De la baguette divinatoire/Partie 5/Chapitre 3
CHAPITRE III.
303.La tendance au mouvement dans un sens déterminé, effet de l’attention qu’on donne à un certain objet, est la cause première de plusieurs phénomènes qu’on rapporte généralement à l’imitation.
304.Dans le cas où la vue et même l’audition porte notre pensée sur une personne qui bâille, le mouvement musculaire du bâillement en est ordinairement chez nous la conséquence.
Je pourrais en dire autant de la communication du rire, et cet exemple même présente plus que tout autre analogue, une circonstance qui me parait appuyer beaucoup l’interprétation que je donne de ces phénomènes. C’est que le rire, faible d’abord, peut, s’il se prolonge, qu’on me passé l’expression, s’accélérer (comme nous avons vu les oscillations du pendule tenu à la main augmenter d’amplitude sous l’influence de la vue), et le rire s’accélérant, peut aller jusqu’à la convulsion.
305.Je ne doute pas que le spectacle de certaines actions propres à agir fortement sur notre frêle machine, que le récit animé de la voix et du geste de ces mêmes actions, ou, encore, la connaissance que l’on en prend par la simple lecture, ne portent certains individus à ces mêmes actions, par suite d’une tendance au mouvement qui les détermine ainsi machinalement à un acte auquel ils n’auraient jamais pensé sans une circonstance étrangère à leur volonté, et auquel ils n’auraient jamais été conduits par l’instinct.
306.Le grand acteur est celui dont le geste et le mouvement de la physionomie correspondent au mouvement que les sentiments qu’il traduit sur la scène ont dû exciter dans le personnage qu’il représente.
307.Le peintre d’histoire qui a étudié la nature, saisit la position que devaient avoir les originaux des personnages qu’il peint quand ils concouraient à l’action que la toile doit reproduire.

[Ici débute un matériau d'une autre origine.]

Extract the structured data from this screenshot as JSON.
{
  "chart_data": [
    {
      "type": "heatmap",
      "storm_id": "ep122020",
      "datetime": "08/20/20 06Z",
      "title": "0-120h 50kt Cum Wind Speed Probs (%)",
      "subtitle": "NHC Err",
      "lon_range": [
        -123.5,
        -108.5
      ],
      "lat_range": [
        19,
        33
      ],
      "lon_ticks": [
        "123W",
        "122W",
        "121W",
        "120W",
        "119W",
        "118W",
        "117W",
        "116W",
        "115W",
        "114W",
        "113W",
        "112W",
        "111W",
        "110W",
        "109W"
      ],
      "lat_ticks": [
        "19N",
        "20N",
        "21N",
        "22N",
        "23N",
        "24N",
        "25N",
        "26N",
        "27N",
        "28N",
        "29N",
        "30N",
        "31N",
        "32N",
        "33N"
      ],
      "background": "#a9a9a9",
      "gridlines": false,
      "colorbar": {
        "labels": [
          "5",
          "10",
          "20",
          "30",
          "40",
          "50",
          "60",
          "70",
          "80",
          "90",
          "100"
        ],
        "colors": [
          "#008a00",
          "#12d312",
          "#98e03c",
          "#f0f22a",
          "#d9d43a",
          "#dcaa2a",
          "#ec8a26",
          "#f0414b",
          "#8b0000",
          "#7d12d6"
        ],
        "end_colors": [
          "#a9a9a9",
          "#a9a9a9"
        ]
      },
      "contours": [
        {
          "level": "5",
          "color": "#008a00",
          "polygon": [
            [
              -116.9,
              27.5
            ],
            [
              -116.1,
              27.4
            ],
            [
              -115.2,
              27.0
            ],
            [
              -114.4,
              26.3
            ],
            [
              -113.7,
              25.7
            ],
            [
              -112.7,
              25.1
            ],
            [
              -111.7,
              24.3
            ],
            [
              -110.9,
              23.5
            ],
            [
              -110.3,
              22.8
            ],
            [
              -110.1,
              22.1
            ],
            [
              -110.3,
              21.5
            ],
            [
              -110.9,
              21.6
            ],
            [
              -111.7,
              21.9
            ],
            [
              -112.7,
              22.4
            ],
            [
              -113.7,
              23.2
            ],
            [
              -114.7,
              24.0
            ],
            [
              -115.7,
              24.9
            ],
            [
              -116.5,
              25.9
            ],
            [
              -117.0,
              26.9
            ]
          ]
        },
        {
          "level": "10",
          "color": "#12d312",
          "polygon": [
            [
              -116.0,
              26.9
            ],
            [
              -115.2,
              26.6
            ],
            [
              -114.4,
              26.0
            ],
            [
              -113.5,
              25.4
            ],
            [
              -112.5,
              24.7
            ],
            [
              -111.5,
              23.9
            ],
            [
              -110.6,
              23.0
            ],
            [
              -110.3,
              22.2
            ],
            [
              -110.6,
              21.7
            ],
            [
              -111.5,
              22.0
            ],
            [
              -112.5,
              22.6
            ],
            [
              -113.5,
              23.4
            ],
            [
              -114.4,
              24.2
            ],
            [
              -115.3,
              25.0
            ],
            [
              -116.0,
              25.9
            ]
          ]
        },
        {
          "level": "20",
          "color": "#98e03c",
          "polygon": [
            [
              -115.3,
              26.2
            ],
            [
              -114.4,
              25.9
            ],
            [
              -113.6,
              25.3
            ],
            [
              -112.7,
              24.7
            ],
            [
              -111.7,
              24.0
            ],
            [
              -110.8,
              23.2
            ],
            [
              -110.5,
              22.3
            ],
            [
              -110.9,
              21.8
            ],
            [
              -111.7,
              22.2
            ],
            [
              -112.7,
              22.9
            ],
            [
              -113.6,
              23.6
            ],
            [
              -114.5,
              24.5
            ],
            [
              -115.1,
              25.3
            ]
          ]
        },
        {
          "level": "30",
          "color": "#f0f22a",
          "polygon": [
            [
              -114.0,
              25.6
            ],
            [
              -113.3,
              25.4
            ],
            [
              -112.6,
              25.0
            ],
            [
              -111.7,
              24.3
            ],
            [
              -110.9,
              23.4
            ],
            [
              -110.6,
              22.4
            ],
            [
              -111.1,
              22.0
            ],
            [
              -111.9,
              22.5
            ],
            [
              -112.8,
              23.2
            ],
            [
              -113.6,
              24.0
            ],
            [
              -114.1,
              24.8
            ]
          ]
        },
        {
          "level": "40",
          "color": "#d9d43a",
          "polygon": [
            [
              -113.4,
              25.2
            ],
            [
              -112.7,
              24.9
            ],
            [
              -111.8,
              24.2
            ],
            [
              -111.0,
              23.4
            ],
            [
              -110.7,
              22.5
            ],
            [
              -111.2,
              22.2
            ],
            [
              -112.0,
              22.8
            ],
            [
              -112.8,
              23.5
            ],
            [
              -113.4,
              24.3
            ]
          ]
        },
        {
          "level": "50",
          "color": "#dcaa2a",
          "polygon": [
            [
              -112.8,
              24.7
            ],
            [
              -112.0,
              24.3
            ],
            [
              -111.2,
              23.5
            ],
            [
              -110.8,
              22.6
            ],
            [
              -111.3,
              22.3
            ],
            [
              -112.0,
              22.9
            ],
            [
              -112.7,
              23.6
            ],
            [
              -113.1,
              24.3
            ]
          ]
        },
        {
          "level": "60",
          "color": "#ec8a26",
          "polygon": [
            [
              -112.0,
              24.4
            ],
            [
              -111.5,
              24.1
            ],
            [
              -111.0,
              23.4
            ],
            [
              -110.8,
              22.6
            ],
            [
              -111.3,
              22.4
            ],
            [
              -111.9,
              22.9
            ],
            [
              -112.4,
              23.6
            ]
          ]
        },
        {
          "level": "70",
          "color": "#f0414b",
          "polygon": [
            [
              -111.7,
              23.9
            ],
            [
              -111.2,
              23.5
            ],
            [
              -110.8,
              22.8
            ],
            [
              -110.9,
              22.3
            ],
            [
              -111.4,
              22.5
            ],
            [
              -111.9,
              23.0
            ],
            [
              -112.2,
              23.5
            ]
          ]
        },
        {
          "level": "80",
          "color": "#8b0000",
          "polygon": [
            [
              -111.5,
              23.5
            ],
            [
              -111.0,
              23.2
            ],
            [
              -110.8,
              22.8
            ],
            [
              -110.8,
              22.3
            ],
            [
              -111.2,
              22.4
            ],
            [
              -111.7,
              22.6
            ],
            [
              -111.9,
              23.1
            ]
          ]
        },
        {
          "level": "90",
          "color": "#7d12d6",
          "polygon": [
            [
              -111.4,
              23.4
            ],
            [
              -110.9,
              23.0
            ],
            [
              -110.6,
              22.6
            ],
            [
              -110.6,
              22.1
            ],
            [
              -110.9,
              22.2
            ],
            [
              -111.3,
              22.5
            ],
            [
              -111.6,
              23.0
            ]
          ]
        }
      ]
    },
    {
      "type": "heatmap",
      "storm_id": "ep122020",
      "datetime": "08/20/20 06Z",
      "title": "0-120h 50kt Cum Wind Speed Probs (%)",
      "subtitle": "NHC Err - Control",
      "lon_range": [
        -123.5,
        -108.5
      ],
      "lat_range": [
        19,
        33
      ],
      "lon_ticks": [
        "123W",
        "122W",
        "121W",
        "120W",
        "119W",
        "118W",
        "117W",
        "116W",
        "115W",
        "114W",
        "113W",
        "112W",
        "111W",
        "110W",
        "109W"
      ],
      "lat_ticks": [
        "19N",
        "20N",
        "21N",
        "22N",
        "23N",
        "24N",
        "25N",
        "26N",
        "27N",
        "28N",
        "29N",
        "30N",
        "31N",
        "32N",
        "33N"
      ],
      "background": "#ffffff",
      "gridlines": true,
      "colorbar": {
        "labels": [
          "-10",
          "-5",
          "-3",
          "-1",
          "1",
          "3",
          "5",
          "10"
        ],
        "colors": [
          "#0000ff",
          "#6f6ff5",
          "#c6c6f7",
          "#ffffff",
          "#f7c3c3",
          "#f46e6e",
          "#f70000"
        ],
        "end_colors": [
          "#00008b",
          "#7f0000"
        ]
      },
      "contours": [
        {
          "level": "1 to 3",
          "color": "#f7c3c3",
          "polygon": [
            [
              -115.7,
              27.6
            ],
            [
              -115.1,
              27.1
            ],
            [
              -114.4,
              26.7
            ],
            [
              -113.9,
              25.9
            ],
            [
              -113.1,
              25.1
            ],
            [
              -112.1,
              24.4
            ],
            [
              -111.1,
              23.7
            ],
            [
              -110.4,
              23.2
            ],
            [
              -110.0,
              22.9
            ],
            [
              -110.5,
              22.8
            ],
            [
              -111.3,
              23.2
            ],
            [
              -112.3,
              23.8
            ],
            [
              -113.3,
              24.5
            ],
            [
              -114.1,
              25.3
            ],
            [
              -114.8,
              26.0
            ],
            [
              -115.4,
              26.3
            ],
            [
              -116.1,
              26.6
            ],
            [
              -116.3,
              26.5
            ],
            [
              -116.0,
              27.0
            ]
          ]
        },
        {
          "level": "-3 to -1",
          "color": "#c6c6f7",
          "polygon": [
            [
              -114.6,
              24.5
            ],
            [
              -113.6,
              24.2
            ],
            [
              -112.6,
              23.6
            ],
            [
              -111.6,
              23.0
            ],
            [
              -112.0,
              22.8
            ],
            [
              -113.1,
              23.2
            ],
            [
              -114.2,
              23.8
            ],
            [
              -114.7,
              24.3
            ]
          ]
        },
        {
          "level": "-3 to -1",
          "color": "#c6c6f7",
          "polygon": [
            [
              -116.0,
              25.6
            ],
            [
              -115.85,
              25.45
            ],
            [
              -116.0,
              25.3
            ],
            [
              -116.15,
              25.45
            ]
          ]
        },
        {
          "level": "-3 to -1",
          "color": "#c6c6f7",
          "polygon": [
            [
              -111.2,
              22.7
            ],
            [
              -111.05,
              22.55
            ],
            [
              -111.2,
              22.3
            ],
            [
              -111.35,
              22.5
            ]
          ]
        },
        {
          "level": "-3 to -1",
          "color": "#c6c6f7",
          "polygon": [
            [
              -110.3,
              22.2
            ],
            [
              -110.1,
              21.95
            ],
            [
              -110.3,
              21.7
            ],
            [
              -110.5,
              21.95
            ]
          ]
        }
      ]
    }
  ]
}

308.Le grand poëte est celui dont les vers éveillent en ceux qui les écoutent, les mouvements correspondants aux faits qu’il chante : tel est le récit d’un morceau de l’Iliade qui porte Alexandre à se jeter sur ses armes.
309.L’imitation conçue comme je viens de le dire par l’acteur, le peintre, le poëte ou, pour parler d’une manière plus générale, par l’écrivain, n’est reproduite fidèlement sur la scène, sur la toile et dans le récit, qu’après une étude approfondie du modèle. Si celui-ci peut, à la rigueur, fournir tous les traits de la copie, celle-ci gagnera aux rapports intimes que l’artiste pourra avoir avec la personnalité du modèle, soit que cette intimité se révèle dans l’œuvre par des traits ajoutés, ou parce que ceux du modèle auront été mieux sentis et plus prononcés pour l’effet que l’artiste s’est proposé de produire.
310.En définitive :
1°. L’explication que je viens de donner avec les développements qui en sont les conséquences, me semblent présenter la connaissance de la physionomie en action ou, en d’autres termes, de la mimique, sous un jour à la fois et plus clair et plus scientifique qu’elle ne Tétait auparavant, précisément à cause de l’étude du principe qui démontre si clairement l’intimité du mouvement des parties de nous-même, avec la pensée qui y est afférente. Toute personne qui désormais voudra l’étudier de ce point de vue, l’envisagera d’une manière et plus claire et plus positive qu’elle ne l’aurait fait du point de vue où on l’a étudiée généralement.
2°. Une action interprétée par d’habiles acteurs, ou même représentée par la peinture et encore exprimée par la parole écrite, peut avoir, indépendamment d’un sens moral dont l’appréciation parfaite n’appartient qu’aux esprits cultivés, un langage moins élevé, plus accessible aux masses, qui pourra avoir des inconvénients plus ou moins graves pour l’individu aussi bien que pour la société.
3°. En descendant de l’effet moral le plus élevé qu’une œuvre d’art peut produire sur les esprits cultivés, aux effets ordinaires que les masses éprouvent, on parvient à s’expliquer l’influence que cette œuvre peut exercer en provoquant des tendances de mouvement en harmonie avec elle ; ces tendances rentrant jusqu’à un certain point dans des effets mécaniques, peuvent avoir des conséquences très-graves.
311.Je développe ailleurs (livre des Beaux-Arts de mon ouvrage inédit sur l’abstraction considérée comme élément des connaissances humaines dans la recherche de la vérité absolue) l’intervention du principe du pendule explorateur dans les effets de la musique.